We very much agree with Google! We’ll be writing an article soon about adding an SSL certificate to your website thus giving your site HTTPS status rather than HTTP. This is something we will be adding as a service all websites we design, re-design or just host.
Interestingly Google will soon push even further for universal encryption across the web, by warning users of their Chrome browser when they visit insecure (i.e. not HTTPS) sites.
“Make your site’s important content visible by default. Google is able to crawl HTML content hidden inside navigational elements such as tabs or expanding sections, however we consider this content less accessible to users, and believe that you should make your most important information visible in the default page view.”
In a later section talking about ‘title’ and ‘alt’ tags Google made a subtle change by adding the work “specific”. “Ensure that your <title> elements and alt attributes are descriptive, specific, and accurate.” This will be aimed at people who use plugins to automatically add alt attributes to images which, rather than being specific to the image are just the post’s title. More info on Alt Tags to follow.
Updates to existing guidelines are as follows:
Site Structure and Links
It used to read:
“Make a site with a clear hierarchy and text links. Every page should be reachable from at least one static text link.”
Now it reads:
“Ensure that all pages on the site can be reached by a link from another findable page. The referring link should include either text or, for images, an alt attribute, that is relevant to the target page.”
Overall this changes two major things: the value of anchor text and ‘findable’ links. Google are saying that anchor text is important whether it’s an alt attribute or actual link text as it tells them what the page you’re referring to is about. Google’s reference to “findable links” is a message telling us page links should be easily found on your site not hidden somewhere in the footer of your website. Therefore you need good internal links and a good site structure.
XML and HTML Sitemaps
“Provide a sitemap file with links that point to the important pages on your site.
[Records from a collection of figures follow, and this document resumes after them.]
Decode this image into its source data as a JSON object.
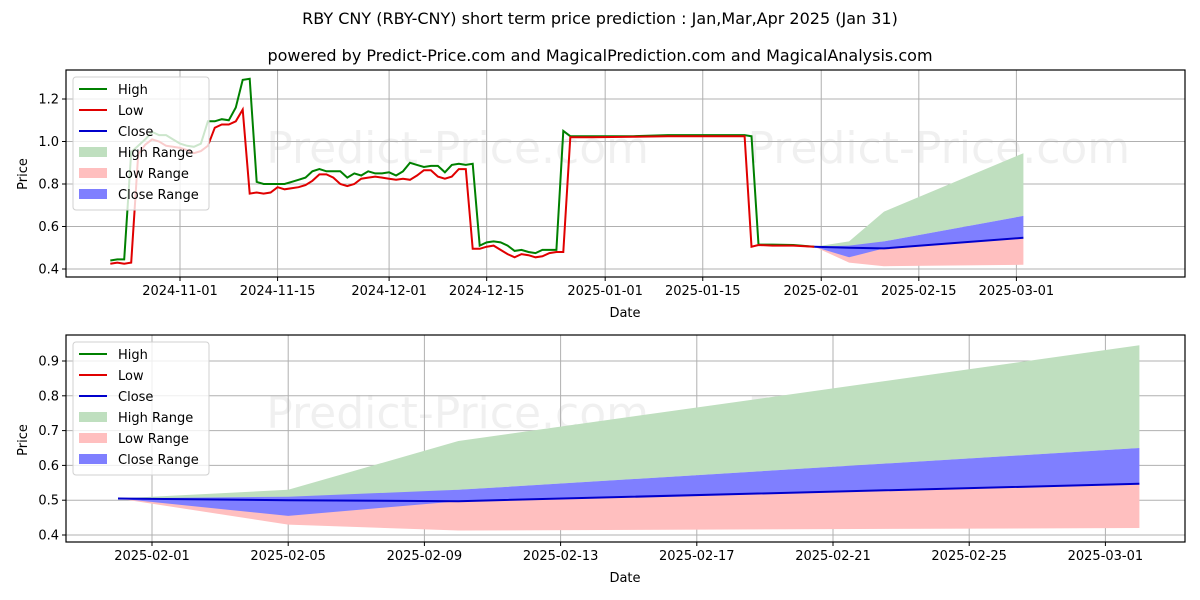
{
  "header": {
    "title": "RBY CNY (RBY-CNY) short term price prediction : Jan,Mar,Apr 2025 (Jan 31)",
    "subtitle": "powered by Predict-Price.com and MagicalPrediction.com and MagicalAnalysis.com"
  },
  "watermark": "Predict-Price.com",
  "colors": {
    "high": "#008000",
    "low": "#e00000",
    "close": "#0000cc",
    "high_range": "#bfdfbf",
    "low_range": "#ffbfbf",
    "close_range": "#7f7fff"
  },
  "legend": [
    "High",
    "Low",
    "Close",
    "High Range",
    "Low Range",
    "Close Range"
  ],
  "chart_data": [
    {
      "type": "line",
      "title": "Historical and forecast price (full range)",
      "xlabel": "Date",
      "ylabel": "Price",
      "ylim": [
        0.38,
        1.34
      ],
      "yticks": [
        "0.4",
        "0.6",
        "0.8",
        "1.0",
        "1.2"
      ],
      "xticks": [
        "2024-11-01",
        "2024-11-15",
        "2024-12-01",
        "2024-12-15",
        "2025-01-01",
        "2025-01-15",
        "2025-02-01",
        "2025-02-15",
        "2025-03-01"
      ],
      "grid": true,
      "legend_position": "upper left",
      "series": [
        {
          "name": "High",
          "x": [
            "2024-10-22",
            "2024-10-23",
            "2024-10-24",
            "2024-10-25",
            "2024-10-26",
            "2024-10-27",
            "2024-10-28",
            "2024-10-29",
            "2024-10-30",
            "2024-10-31",
            "2024-11-01",
            "2024-11-02",
            "2024-11-03",
            "2024-11-04",
            "2024-11-05",
            "2024-11-06",
            "2024-11-07",
            "2024-11-08",
            "2024-11-09",
            "2024-11-10",
            "2024-11-11",
            "2024-11-12",
            "2024-11-13",
            "2024-11-14",
            "2024-11-15",
            "2024-11-16",
            "2024-11-17",
            "2024-11-18",
            "2024-11-19",
            "2024-11-20",
            "2024-11-21",
            "2024-11-22",
            "2024-11-23",
            "2024-11-24",
            "2024-11-25",
            "2024-11-26",
            "2024-11-27",
            "2024-11-28",
            "2024-11-29",
            "2024-11-30",
            "2024-12-01",
            "2024-12-02",
            "2024-12-03",
            "2024-12-04",
            "2024-12-05",
            "2024-12-06",
            "2024-12-07",
            "2024-12-08",
            "2024-12-09",
            "2024-12-10",
            "2024-12-11",
            "2024-12-12",
            "2024-12-13",
            "2024-12-14",
            "2024-12-15",
            "2024-12-16",
            "2024-12-17",
            "2024-12-18",
            "2024-12-19",
            "2024-12-20",
            "2024-12-21",
            "2024-12-22",
            "2024-12-23",
            "2024-12-24",
            "2024-12-25",
            "2024-12-26",
            "2024-12-27",
            "2024-12-28",
            "2024-12-29",
            "2024-12-30",
            "2025-01-05",
            "2025-01-10",
            "2025-01-15",
            "2025-01-20",
            "2025-01-21",
            "2025-01-22",
            "2025-01-23",
            "2025-01-25",
            "2025-01-28",
            "2025-01-31"
          ],
          "values": [
            0.44,
            0.445,
            0.445,
            0.95,
            0.98,
            1.01,
            1.045,
            1.03,
            1.03,
            1.01,
            0.99,
            0.98,
            0.975,
            0.99,
            1.095,
            1.095,
            1.105,
            1.1,
            1.16,
            1.29,
            1.295,
            0.81,
            0.8,
            0.8,
            0.8,
            0.8,
            0.81,
            0.82,
            0.83,
            0.86,
            0.87,
            0.86,
            0.86,
            0.86,
            0.83,
            0.85,
            0.84,
            0.86,
            0.85,
            0.85,
            0.855,
            0.84,
            0.86,
            0.9,
            0.89,
            0.88,
            0.885,
            0.885,
            0.855,
            0.89,
            0.895,
            0.89,
            0.895,
            0.51,
            0.525,
            0.53,
            0.525,
            0.51,
            0.485,
            0.49,
            0.48,
            0.475,
            0.49,
            0.49,
            0.49,
            1.05,
            1.025,
            1.025,
            1.025,
            1.025,
            1.025,
            1.03,
            1.03,
            1.03,
            1.03,
            1.025,
            0.515,
            0.515,
            0.513,
            0.505
          ]
        },
        {
          "name": "Low",
          "x": [
            "2024-10-22",
            "2024-10-23",
            "2024-10-24",
            "2024-10-25",
            "2024-10-26",
            "2024-10-27",
            "2024-10-28",
            "2024-10-29",
            "2024-10-30",
            "2024-10-31",
            "2024-11-01",
            "2024-11-02",
            "2024-11-03",
            "2024-11-04",
            "2024-11-05",
            "2024-11-06",
            "2024-11-07",
            "2024-11-08",
            "2024-11-09",
            "2024-11-10",
            "2024-11-11",
            "2024-11-12",
            "2024-11-13",
            "2024-11-14",
            "2024-11-15",
            "2024-11-16",
            "2024-11-17",
            "2024-11-18",
            "2024-11-19",
            "2024-11-20",
            "2024-11-21",
            "2024-11-22",
            "2024-11-23",
            "2024-11-24",
            "2024-11-25",
            "2024-11-26",
            "2024-11-27",
            "2024-11-28",
            "2024-11-29",
            "2024-11-30",
            "2024-12-01",
            "2024-12-02",
            "2024-12-03",
            "2024-12-04",
            "2024-12-05",
            "2024-12-06",
            "2024-12-07",
            "2024-12-08",
            "2024-12-09",
            "2024-12-10",
            "2024-12-11",
            "2024-12-12",
            "2024-12-13",
            "2024-12-14",
            "2024-12-15",
            "2024-12-16",
            "2024-12-17",
            "2024-12-18",
            "2024-12-19",
            "2024-12-20",
            "2024-12-21",
            "2024-12-22",
            "2024-12-23",
            "2024-12-24",
            "2024-12-25",
            "2024-12-26",
            "2024-12-27",
            "2024-12-28",
            "2024-12-29",
            "2024-12-30",
            "2025-01-05",
            "2025-01-10",
            "2025-01-15",
            "2025-01-20",
            "2025-01-21",
            "2025-01-22",
            "2025-01-23",
            "2025-01-25",
            "2025-01-28",
            "2025-01-31"
          ],
          "values": [
            0.425,
            0.43,
            0.425,
            0.43,
            0.94,
            0.985,
            1.01,
            1.0,
            0.98,
            0.975,
            0.97,
            0.96,
            0.945,
            0.955,
            0.98,
            1.065,
            1.08,
            1.08,
            1.095,
            1.15,
            0.755,
            0.76,
            0.755,
            0.76,
            0.785,
            0.775,
            0.78,
            0.785,
            0.795,
            0.815,
            0.845,
            0.845,
            0.83,
            0.8,
            0.79,
            0.8,
            0.825,
            0.83,
            0.835,
            0.83,
            0.825,
            0.82,
            0.825,
            0.82,
            0.84,
            0.865,
            0.865,
            0.835,
            0.825,
            0.835,
            0.87,
            0.87,
            0.495,
            0.495,
            0.505,
            0.51,
            0.49,
            0.47,
            0.455,
            0.47,
            0.465,
            0.455,
            0.46,
            0.475,
            0.48,
            0.48,
            1.02,
            1.02,
            1.02,
            1.02,
            1.022,
            1.025,
            1.025,
            1.025,
            1.025,
            0.505,
            0.513,
            0.51,
            0.51,
            0.505
          ]
        },
        {
          "name": "Close",
          "x": [
            "2025-01-31",
            "2025-02-05",
            "2025-02-10",
            "2025-03-02"
          ],
          "values": [
            0.505,
            0.5,
            0.497,
            0.547
          ]
        }
      ],
      "ranges": {
        "x": [
          "2025-01-31",
          "2025-02-05",
          "2025-02-10",
          "2025-03-02"
        ],
        "high_range": {
          "lower": [
            0.505,
            0.5,
            0.53,
            0.65
          ],
          "upper": [
            0.505,
            0.53,
            0.67,
            0.945
          ]
        },
        "low_range": {
          "lower": [
            0.505,
            0.43,
            0.413,
            0.42
          ],
          "upper": [
            0.505,
            0.5,
            0.497,
            0.547
          ]
        },
        "close_range": {
          "lower": [
            0.505,
            0.455,
            0.497,
            0.547
          ],
          "upper": [
            0.505,
            0.51,
            0.53,
            0.65
          ]
        }
      }
    },
    {
      "type": "area",
      "title": "Forecast detail",
      "xlabel": "Date",
      "ylabel": "Price",
      "ylim": [
        0.38,
        0.97
      ],
      "yticks": [
        "0.4",
        "0.5",
        "0.6",
        "0.7",
        "0.8",
        "0.9"
      ],
      "xticks": [
        "2025-02-01",
        "2025-02-05",
        "2025-02-09",
        "2025-02-13",
        "2025-02-17",
        "2025-02-21",
        "2025-02-25",
        "2025-03-01"
      ],
      "grid": true,
      "legend_position": "upper left",
      "x": [
        "2025-01-31",
        "2025-02-05",
        "2025-02-10",
        "2025-03-02"
      ],
      "series": [
        {
          "name": "Close",
          "values": [
            0.505,
            0.5,
            0.497,
            0.547
          ]
        },
        {
          "name": "High Range",
          "lower": [
            0.505,
            0.5,
            0.53,
            0.65
          ],
          "upper": [
            0.505,
            0.53,
            0.67,
            0.945
          ]
        },
        {
          "name": "Low Range",
          "lower": [
            0.505,
            0.43,
            0.413,
            0.42
          ],
          "upper": [
            0.505,
            0.5,
            0.497,
            0.547
          ]
        },
        {
          "name": "Close Range",
          "lower": [
            0.505,
            0.455,
            0.497,
            0.547
          ],
          "upper": [
            0.505,
            0.51,
            0.53,
            0.65
          ]
        }
      ]
    }
  ]
}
Also provide a page with a human-readable list of links to these pages (sometimes called a site index or sitemap page).”
“Offer a sitemap to your users with links that point to the important parts of your site. If the site map has an extremely large number of links, you may want to break the site map into multiple pages.”
Google is talking about a human visible sitemap in its guidelines more than it did before. Yoast SEO takes care of the XML sitemap and are looking to create a HTML sitemap “as more people will be looking to get one now”.
There are plenty more technical changes that most of you shouldn’t need to think about if you are a normal user with a decently built website. There is however more coverage on seroundtable.com and thesempost.com if you want to dive into the rest of the changes.
Google has always been moving towards user-friendliness towards the user and their updated webmaster guidelines focus even more on the value for the user than the previous webmaster guidelines did. The points covered in this blog should give you enough of a guide to the things you should be focusing, helping you make more informed decisions on what best to spend your time on.